Infrastructure’s long economic shadow


February 6, 2013

The topic of our country’s aging infrastructure may seem far removed from our everyday lives, until some lifeline in our own backyard, like the Narrowsburg Bridge or the Skinners Falls Bridge, makes the list of decaying structures in need of emergency repair. In fact, emergency repair is only part of the story.

The news this week that the Narrowsburg Bridge has a new, lower weight limit for safety reasons and will become a one-lane span (at first temporarily and then for years to come until permanent repairs can be made) brings with it questions about what impact this may have on our Upper Delaware communities.

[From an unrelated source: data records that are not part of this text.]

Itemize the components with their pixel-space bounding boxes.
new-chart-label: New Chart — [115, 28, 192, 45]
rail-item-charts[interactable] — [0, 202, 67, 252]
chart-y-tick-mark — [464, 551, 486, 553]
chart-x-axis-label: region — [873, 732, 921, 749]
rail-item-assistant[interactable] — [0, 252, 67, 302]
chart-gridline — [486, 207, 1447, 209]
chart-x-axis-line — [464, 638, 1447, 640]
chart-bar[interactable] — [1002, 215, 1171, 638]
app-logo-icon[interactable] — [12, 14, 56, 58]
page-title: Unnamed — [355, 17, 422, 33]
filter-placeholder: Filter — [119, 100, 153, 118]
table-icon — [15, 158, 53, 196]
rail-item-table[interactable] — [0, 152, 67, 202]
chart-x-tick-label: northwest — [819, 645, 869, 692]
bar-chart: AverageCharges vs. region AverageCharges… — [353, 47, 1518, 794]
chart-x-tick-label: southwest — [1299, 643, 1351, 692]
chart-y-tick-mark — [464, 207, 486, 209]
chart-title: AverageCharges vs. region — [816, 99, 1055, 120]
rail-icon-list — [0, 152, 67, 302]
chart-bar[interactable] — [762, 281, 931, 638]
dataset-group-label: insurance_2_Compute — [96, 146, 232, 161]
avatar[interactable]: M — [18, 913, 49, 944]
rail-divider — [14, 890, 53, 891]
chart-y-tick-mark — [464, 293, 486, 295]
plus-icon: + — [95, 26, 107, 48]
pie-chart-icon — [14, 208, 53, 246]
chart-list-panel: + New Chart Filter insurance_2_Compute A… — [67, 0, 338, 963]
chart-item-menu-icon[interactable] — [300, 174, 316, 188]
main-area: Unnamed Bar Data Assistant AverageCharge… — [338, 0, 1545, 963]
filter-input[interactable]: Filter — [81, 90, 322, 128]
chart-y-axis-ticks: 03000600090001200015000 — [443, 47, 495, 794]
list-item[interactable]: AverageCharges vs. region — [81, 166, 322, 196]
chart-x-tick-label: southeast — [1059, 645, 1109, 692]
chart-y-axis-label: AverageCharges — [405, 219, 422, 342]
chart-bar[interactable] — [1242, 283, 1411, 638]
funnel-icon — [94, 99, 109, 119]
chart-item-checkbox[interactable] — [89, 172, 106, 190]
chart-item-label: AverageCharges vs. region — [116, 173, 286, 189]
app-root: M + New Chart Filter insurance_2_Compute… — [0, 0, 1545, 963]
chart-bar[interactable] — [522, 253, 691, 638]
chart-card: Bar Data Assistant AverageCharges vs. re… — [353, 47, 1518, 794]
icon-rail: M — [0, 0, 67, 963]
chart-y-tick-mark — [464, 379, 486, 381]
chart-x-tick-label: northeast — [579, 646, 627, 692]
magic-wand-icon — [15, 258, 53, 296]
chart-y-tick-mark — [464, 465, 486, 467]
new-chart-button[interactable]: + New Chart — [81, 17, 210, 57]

From the river’s headwaters to the mouth of the Delaware Bay, the Delaware River Basin is a driver of economic activity. Its natural capital of forests and farmland, open water and open spaces is valued at more than $10 billion.* This wealth in turn helps generate jobs. In New York State and Pennsylvania alone (not counting New Jersey and Delaware), jobs directly associated with the river basin total more than 160,000 earning $3.3 billion in wages, and jobs indirectly associated with the river basin total more than 194,000 earning $2.6 billion. The river basin has not even reached its full potential for economic growth, but failing infrastructure undermines the possibilities.

For years, the American Society of Civil Engineers (ASCE) has been warning that failures of key structures are becoming more frequent. In 2009, the society gave a “C” to the state of repair of U.S. bridges, and a “D-minus” to the soundness of our roads.

Now, the ASCE has just released a brand new study that examines what deteriorating infrastructure means for America’s economic future. The study, entitled “Failure to Act,” concluded, “The results show that deteriorating infrastructure, long known to be a public safety issue, has a cascading impact on the nation’s economy, negatively affecting business productivity, gross domestic product, employment, personal income and international competitiveness.”

The report looked at infrastructure deficiencies for transportation, water services, energy and electricity, marine ports and airports, and inland waterways. Among its conclusions was this: “By 2020, America’s projected surface transportation infrastructure deficiencies are expected to cost the national economy cumulatively almost $900 billion in Gross Domestic Product (GDP), rising to $2.7 trillion through 2040.” Further, “by 2020, the economy is expected to lose almost 3.5 million jobs, and mounting impacts from underinvestment in infrastructure will result in nearly seven million jobs lost by 2040.”